Fitch Takes Various Rating Actions on SLM Student Loan Trust 2004-3 Notes
OREANDA-NEWS. Fitch Ratings has taken the following rating actions on the senior and subordinate notes issued by SLM Student Loan Trust series 2004-3 (SLM 2004-3):
--Class A-5 notes affirmed at 'AAAsf'; Outlook Stable;
--Class A-6A notes 'AAAsf'; Placed on Rating Watch Negative;
--Class A-6B notes 'AAAsf'; Rating Watch Negative maintained;
--Class B notes 'Asf'; Placed on Rating Watch Negative.
The Rating Watch Negative action on the class A-6A, A-6B and B notes of the SLM 2004-3 trust is due to their inability to pass cash flow stresses necessary to maintain their current ratings of 'AAAsf' and 'Asf', respectively. On Dec. 4, 2015, Fitch released its exposure draft which delineates revisions it plans to make to the 'Rating U. S. Federal Family Education Loan Program Student Loan ABS Criteria', dated June 23, 2014. This transaction was reviewed under both the existing criteria and exposure draft. Fitch expects to resolve the Rating Watch Negative status once its revised FFELP criteria report is published.
KEY RATING DRIVERS
Collateral Quality: The trust collateral consists of 100% of Federal Family Education Loan Program (FFELP) loans. The credit quality of the trust collateral is high, in Fitch's opinion, based on the guarantees provided by the transaction's eligible guarantors and reinsurance provided by the U. S. Department of Education (ED) for at least 97% of principal and accrued interest. Fitch currently rates the U. S. 'AAA' with a Stable Outlook.
Credit Enhancement: Credit enhancement (CE) is provided by overcollateralization (OC; the excess of trust's asset balance over bond balance), excess spread, and for the senior notes, subordination provided by the subordinate notes. As of March 2016, senior and subordinate parities are 104.78% (4.56% CE) and 100.00% respectively. The trust may release cash as long as the total parity of 100.0% is maintained.
Liquidity Support: Liquidity support is provided by a debt service reserve fund sized at the greater of 0.25% of the pool balance and $4,509,772. As of March 2016, the debt service reserve fund is sized at $4,509,772.
Servicing Capabilities: Navient Solutions, Inc. (formerly, Sallie Mae, Inc.) will be responsible for the day to day servicing of the portfolio. Fitch believes Navient Solutions to be an acceptable servicer of FFELP student loans.
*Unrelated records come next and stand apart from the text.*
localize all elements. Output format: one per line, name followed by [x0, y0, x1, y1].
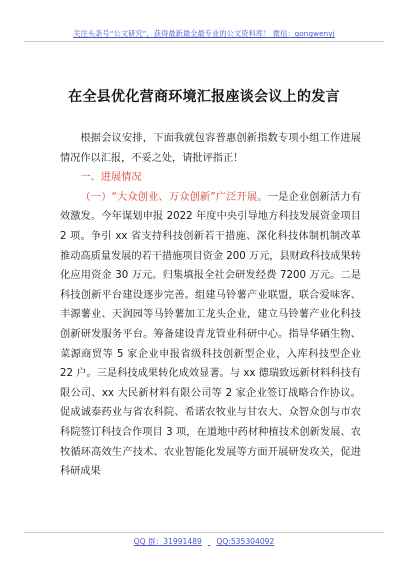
- document-title: 在全县优化营商环境汇报座谈会议上的发言: [68, 89, 340, 105]
- footer-qq-group[interactable]: QQ 群：31991489: [133, 537, 202, 546]
- header-promo-link[interactable]: 关注头条号“公文研究”，获得最新最全最专业的公文资料库！ 微信：gongwenyj: [73, 29, 335, 38]
- page-header: [24, 21, 384, 42]
- subsection-heading: （一）“大众创业、万众创新”广泛开展。: [80, 191, 268, 203]
- footer-qq-contact[interactable]: QQ:535304092: [216, 537, 275, 546]
- section-heading: 一、进展情况: [80, 172, 142, 184]
- subsection-body: 一是企业创新活力有效激发。今年谋划申报 2022 年度中央引导地方科技发展资金项目 2 项。争引 xx 省支持科技创新若干措施、深化科技体制机制改革推动高质量发展的若干措施项目资金 200 万元，县财政科技成果转化应用资金 30 万元。归集填报全社会研发经费 7200 万元。二是科技创新平台建设逐步完善。组建马铃薯产业联盟，联合爱味客、丰源薯业、天润园等马铃薯加工龙头企业，建立马铃薯产业化科技创新研发服务平台。筹备建设青龙管业科研中心。指导华硒生物、菜源商贸等 5 家企业申报省级科技创新型企业，入库科技型企业 22 户。三是科技成果转化成效显著。与 xx 德瑞致远新材料科技有限公司、xx 大民新材料有限公司等 2 家企业签订战略合作协议。促成诚泰药业与省农科院、希诺农牧业与甘农大、众智众创与市农科院签订科技合作项目 3 项，在道地中药材种植技术创新发展、农牧循环高效生产技术、农业智能化发展等方面开展研发攻关，促进科研成果: [60, 191, 362, 478]
- intro-paragraph: 根据会议安排，下面我就包容普惠创新指数专项小组工作进展情况作以汇报，不妥之处，请批评指正！: [60, 133, 361, 164]
- document-body: [60, 129, 361, 482]
- subsection-paragraph: [60, 188, 361, 482]
- page-footer: [24, 532, 384, 550]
In certain LIBOR-down interest rate stress scenarios the basis spread may be compressed, as Fitch would apply a floor to
1-month LIBOR at a negative rate level in accordance with Fitch's "Criteria for Interest Rate Stresses in Structured Finance Transactions and Covered Bonds" dated May 2016. Since the updated interest rate stresses are not addressed yet in existing FFELP criteria, this represents a criteria variation. Use of the criteria variation did not have a measurable impact upon the ratings assigned.
Under Fitch's "Counterparty Criteria for Structured Finance and Covered Bonds", dated May 14, 2014, Fitch looks to its own ratings in analysing counterparty risk and assessing a counterparty's creditworthiness. The definition of permitted investments for this deal allows possibility of using investments not rated by Fitch, which represents a criteria variation. Since the only available funds to invest in are those held in the Collection Account, and the funds can only be invested for a short duration of three months given the payment frequency of the notes, Fitch doesn't believe such variation has a measurable impact upon the ratings assigned.
RATING SENSITIVITIES
Since the FFELP student loan ABS relies on the U. S. government to reimburse defaults, 'AAAsf' FFELP ABS ratings will likely move in tandem with the 'AAA' U. S. sovereign rating. Aside from the U. S. sovereign rating, defaults, basis risk, and loan extension risk account for the majority of the risk embedded in FFELP student loan transactions. Additional defaults, basis shock beyond Fitch's published stresses, lower than expected payment speed, and other factors could result in future downgrades. Likewise, a build-up of CE driven by positive excess spread given favorable basis factor conditions could lead to future upgrades.